Hal ini dibuktikan dari sebuah penelitian yang menunjukkan bahwa Indonesia menempati peringkat kedua sebagai negara dengan ketidakjujuran akademis tertinggi. Dengan kata lain, banyak orang melakukan kecurangan dalam proses untuk mendapatkan gelar tersebut. Terlihat bahwa integritas publikasi ilmiah di Indonesia sangat rendah, yang menyebabkan orang-orang bisa mendapatkan gelar profesor dengan usaha yang tidak maksimal. Oleh karena itu, penanggalan jabatan profesor ini, seperti yang dilakukan Fathul Wahid, tidak menimbulkan dampak negatif. Hal tersebut justru dilakukan agar masyarakat bisa menilai kualitas dan kinerja seorang profesor tidak sekadar karena gelarnya saja.

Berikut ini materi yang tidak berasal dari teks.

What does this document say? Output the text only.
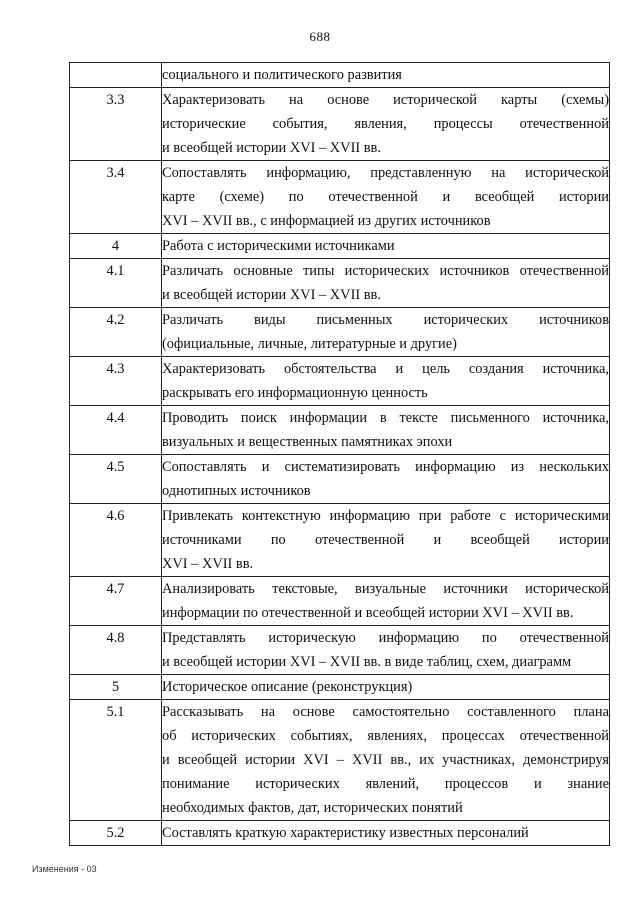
688

	социального и политического развития

3.3	Характеризовать на основе исторической карты (схемы)
исторические события, явления, процессы отечественной
и всеобщей истории XVI – XVII вв.

3.4	Сопоставлять информацию, представленную на исторической
карте (схеме) по отечественной и всеобщей истории
XVI – XVII вв., с информацией из других источников

4	Работа с историческими источниками

4.1	Различать основные типы исторических источников отечественной
и всеобщей истории XVI – XVII вв.

4.2	Различать виды письменных исторических источников
(официальные, личные, литературные и другие)

4.3	Характеризовать обстоятельства и цель создания источника,
раскрывать его информационную ценность

4.4	Проводить поиск информации в тексте письменного источника,
визуальных и вещественных памятниках эпохи

4.5	Сопоставлять и систематизировать информацию из нескольких
однотипных источников

4.6	Привлекать контекстную информацию при работе с историческими
источниками по отечественной и всеобщей истории
XVI – XVII вв.

4.7	Анализировать текстовые, визуальные источники исторической
информации по отечественной и всеобщей истории XVI – XVII вв.

4.8	Представлять историческую информацию по отечественной
и всеобщей истории XVI – XVII вв. в виде таблиц, схем, диаграмм

5	Историческое описание (реконструкция)

5.1	Рассказывать на основе самостоятельно составленного плана
об исторических событиях, явлениях, процессах отечественной
и всеобщей истории XVI – XVII вв., их участниках, демонстрируя
понимание исторических явлений, процессов и знание
необходимых фактов, дат, исторических понятий

5.2	Составлять краткую характеристику известных персоналий
Изменения - 03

Seperti peribahasa "jangan menilai buku dari sampulnya," masyarakat seharusnya bisa melihat kualitas dan integritas seseorang, khususnya profesor, tidak hanya dengan melihat gelarnya saja. Masyarakat harus bisa menilai seorang profesor dengan melihat kinerjanya secara langsung, hasil-hasil penelitian yang telah mereka lakukan, dan seberapa besar kontribusi mereka dalam bidangnya masing-masing. Hal ini perlu dilakukan agar masyarakat bisa menentukan apakah orang tersebut layak untuk menjadi seorang profesor yang benar-benar berkompeten dan menjadi inspirasi bagi banyak orang.